*sigh*
This is the sad thread, so I guess this fits. This is about nobody I care for in particular, but about elder care in the US in general. (Everything stated below, I have had to endure higher level healthcare workers pushing back on.)
Because UTIs are a mainstay of elder co-morbidity, and pernicious to treat because immune function declines as people age, (and some old people just DO NOT follow good bathroom hygiene along with, of course, the growing prevalence of resistant organisms) there's been increased pushback on treating people that develop them. This is especially troublesome for people with dementia, because many of the diagnostic symptoms for UTI are masked by their dementia. (Such as confusion, agitation, etc.)
There's been a strong push to get 3 symptoms of UTI before even being able to send in a urine specimen for a culture. Worse yet, there's pushback from hospitals and doctors on treating people that have diagnosed organisms in their urine, if they are not experiencing acidosis, sepsis, or other diagnostic conditions associated with poor health. We are talking nasty organisms too, like VRE.
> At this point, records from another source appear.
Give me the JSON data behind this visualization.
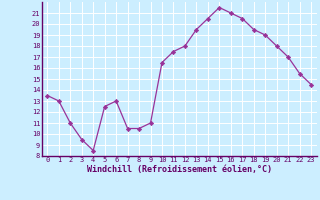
{
  "x": [
    0,
    1,
    2,
    3,
    4,
    5,
    6,
    7,
    8,
    9,
    10,
    11,
    12,
    13,
    14,
    15,
    16,
    17,
    18,
    19,
    20,
    21,
    22,
    23
  ],
  "y": [
    13.5,
    13.0,
    11.0,
    9.5,
    8.5,
    12.5,
    13.0,
    10.5,
    10.5,
    11.0,
    16.5,
    17.5,
    18.0,
    19.5,
    20.5,
    21.5,
    21.0,
    20.5,
    19.5,
    19.0,
    18.0,
    17.0,
    15.5,
    14.5
  ],
  "line_color": "#993399",
  "marker": "D",
  "marker_size": 2.2,
  "bg_color": "#cceeff",
  "grid_color": "#ffffff",
  "xlabel": "Windchill (Refroidissement éolien,°C)",
  "ylabel_ticks": [
    8,
    9,
    10,
    11,
    12,
    13,
    14,
    15,
    16,
    17,
    18,
    19,
    20,
    21
  ],
  "ylim": [
    8,
    22
  ],
  "xlim": [
    -0.5,
    23.5
  ],
  "tick_color": "#660066",
  "spine_color": "#660066",
  "tick_fontsize": 5.0,
  "xlabel_fontsize": 6.0
}
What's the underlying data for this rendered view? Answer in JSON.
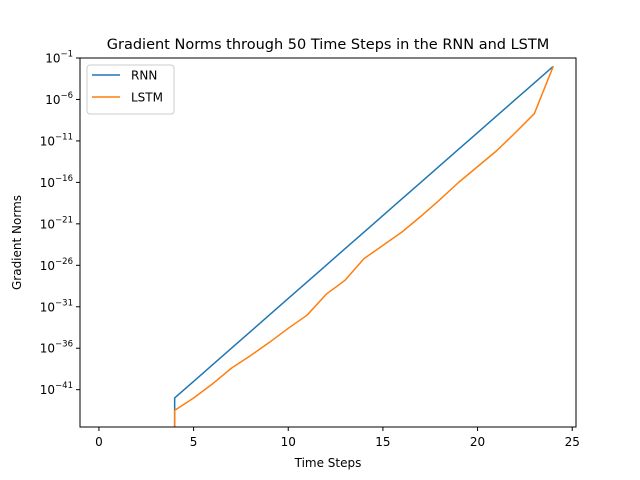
{
  "chart_data": {
    "type": "line",
    "title": "Gradient Norms through 50 Time Steps in the RNN and LSTM",
    "xlabel": "Time Steps",
    "ylabel": "Gradient Norms",
    "xlim": [
      -1.0,
      25.2
    ],
    "ylim_log10": [
      -45.5,
      -1
    ],
    "yscale": "log",
    "x_ticks": [
      0,
      5,
      10,
      15,
      20,
      25
    ],
    "y_ticks": [
      {
        "base": "10",
        "exp": "−1",
        "log10": -1
      },
      {
        "base": "10",
        "exp": "−6",
        "log10": -6
      },
      {
        "base": "10",
        "exp": "−11",
        "log10": -11
      },
      {
        "base": "10",
        "exp": "−16",
        "log10": -16
      },
      {
        "base": "10",
        "exp": "−21",
        "log10": -21
      },
      {
        "base": "10",
        "exp": "−26",
        "log10": -26
      },
      {
        "base": "10",
        "exp": "−31",
        "log10": -31
      },
      {
        "base": "10",
        "exp": "−36",
        "log10": -36
      },
      {
        "base": "10",
        "exp": "−41",
        "log10": -41
      }
    ],
    "grid": false,
    "legend_position": "top-left",
    "series": [
      {
        "name": "RNN",
        "color": "#1f77b4",
        "x": [
          4,
          4,
          5,
          6,
          7,
          8,
          9,
          10,
          11,
          12,
          13,
          14,
          15,
          16,
          17,
          18,
          19,
          20,
          21,
          22,
          23,
          24
        ],
        "y_log10": [
          -46,
          -42,
          -40,
          -38,
          -36,
          -34,
          -32,
          -30,
          -28,
          -26,
          -24,
          -22,
          -20,
          -18,
          -16,
          -14,
          -12,
          -10,
          -8,
          -6,
          -4,
          -2
        ]
      },
      {
        "name": "LSTM",
        "color": "#ff7f0e",
        "x": [
          4,
          4,
          5,
          6,
          7,
          8,
          9,
          10,
          11,
          12,
          13,
          14,
          15,
          16,
          17,
          18,
          19,
          20,
          21,
          22,
          23,
          24
        ],
        "y_log10": [
          -46,
          -43.5,
          -42,
          -40.3,
          -38.4,
          -36.9,
          -35.3,
          -33.6,
          -32,
          -29.5,
          -27.8,
          -25.2,
          -23.6,
          -22,
          -20.1,
          -18.1,
          -16,
          -14.1,
          -12.2,
          -10,
          -7.7,
          -2
        ]
      }
    ]
  }
}
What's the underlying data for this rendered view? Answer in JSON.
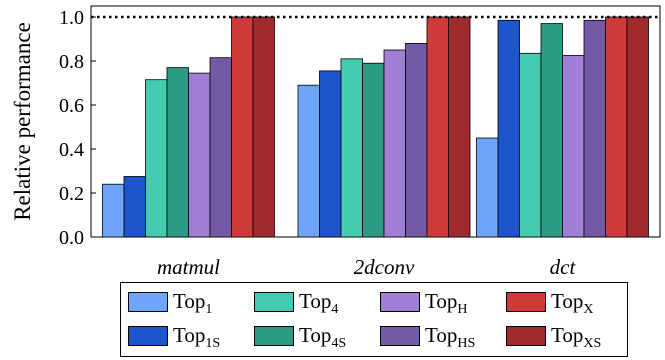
{
  "chart_data": {
    "type": "bar",
    "ylabel": "Relative performance",
    "ylim": [
      0,
      1.05
    ],
    "yticks": [
      "0.0",
      "0.2",
      "0.4",
      "0.6",
      "0.8",
      "1.0"
    ],
    "reference_line": 1.0,
    "grid": false,
    "legend_position": "bottom",
    "categories": [
      "matmul",
      "2dconv",
      "dct"
    ],
    "series": [
      {
        "name": "Top1",
        "base": "Top",
        "sub": "1",
        "color": "#6ea4f9",
        "values": [
          0.24,
          0.69,
          0.45
        ]
      },
      {
        "name": "Top1S",
        "base": "Top",
        "sub": "1S",
        "color": "#1f55cc",
        "values": [
          0.275,
          0.755,
          0.985
        ]
      },
      {
        "name": "Top4",
        "base": "Top",
        "sub": "4",
        "color": "#44ccb0",
        "values": [
          0.715,
          0.81,
          0.835
        ]
      },
      {
        "name": "Top4S",
        "base": "Top",
        "sub": "4S",
        "color": "#2c9b84",
        "values": [
          0.77,
          0.79,
          0.97
        ]
      },
      {
        "name": "TopH",
        "base": "Top",
        "sub": "H",
        "color": "#9f80d4",
        "values": [
          0.745,
          0.85,
          0.825
        ]
      },
      {
        "name": "TopHS",
        "base": "Top",
        "sub": "HS",
        "color": "#7459a6",
        "values": [
          0.815,
          0.88,
          0.985
        ]
      },
      {
        "name": "TopX",
        "base": "Top",
        "sub": "X",
        "color": "#cf3b3b",
        "values": [
          1.0,
          1.0,
          1.0
        ]
      },
      {
        "name": "TopXS",
        "base": "Top",
        "sub": "XS",
        "color": "#a02a2e",
        "values": [
          1.0,
          1.0,
          1.0
        ]
      }
    ]
  }
}
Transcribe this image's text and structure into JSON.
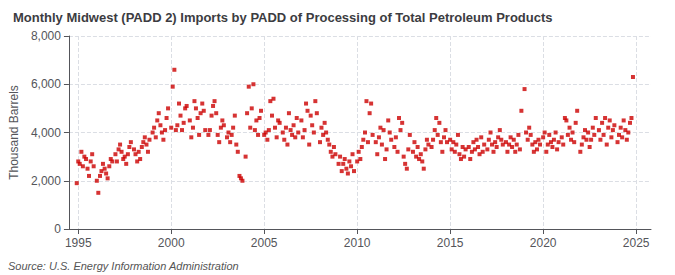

People literally have to start falling down, breaking a hip, and having heart failure from prolonged acidosis, necessitating a potentially life-ending experience in the ER, before the system here will even treat. Discovering "Surprise! It's Sepsis!" (From that UTI you fuckers would simply not help us treat, and that we've been reporting to our nursing staff FOR FUCKING MONTHS, and you guys have been shutting them down every time they ask you about it!) when people get admitted is alarmingly common.